Straightforward and Highly Efficient Strategy for Hepatocellular Carcinoma Glycoprotein Biomarker Discovery Using a Nonglycopeptide-Based Mass Spectrometry Pipeline

Efficient detection of aberrant glycoproteins in serum is particularly important for biomarker discovery. However, direct quantitation of glycoproteins in serum remains technically challenging because of the extraordinary complexity of the serum proteome. In the current work, we proposed a straightforward and highly efficient strategy by using the nonglycopeptides releasing from the specifically enriched glycoproteins for targeted glycoprotein quantification. With this so-called nonglycopeptide-based mass spectrometry (NGP-MS) strategy, a powerful and nondiscriminatory pipeline for hepatocellular carcinoma (HCC) glycoprotein biomarker discovery, verification, and validation has been developed.

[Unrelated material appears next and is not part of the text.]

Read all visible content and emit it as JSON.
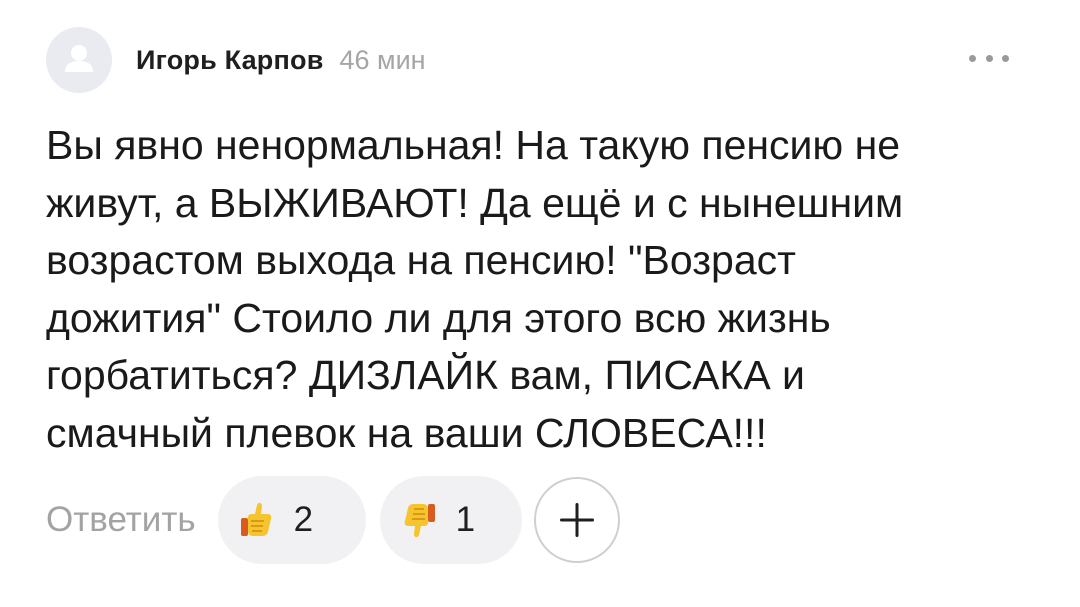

First, a data set of 234 NGPs was strictly established for multiple-reaction monitoring (MRM) quantification in serum. Second, the NGPs enriched from 20 HCC serum mixtures and 20 normal serum mixtures were labeled with mTRAQ reagents (Delta 0 and Delta 8, respectively) to find the differentially expressed glycoproteins in HCC. A total of 97 glycoprotein candidates were preliminarily screened and submitted for absolute quantitation with NGP-based stable-isotope-labeled (SID)-MRM in the individual samples of 38 HCC serum and 24 normal controls. Finally, 21 glycoproteins were absolutely quantified with high quality. The diagnostic sensitivity results showed that three glycoproteins, beta-2-glycoprotein 1 (APOH), alpha-1-acid glycoprotein 2 (ORM2), and complement C3 (C3), could be used for the discrimination between HCC patients and healthy people. A novel glycoprotein biomarker panel [APOH, ORM2, C3, and alpha-fetoprotein (AFP)] has proven to outperform AFP, the known HCC serum biomarker, alone, in this study. We believe that this strategy and the panel of glycoproteins might hold great clinical value for HCC detection in the future.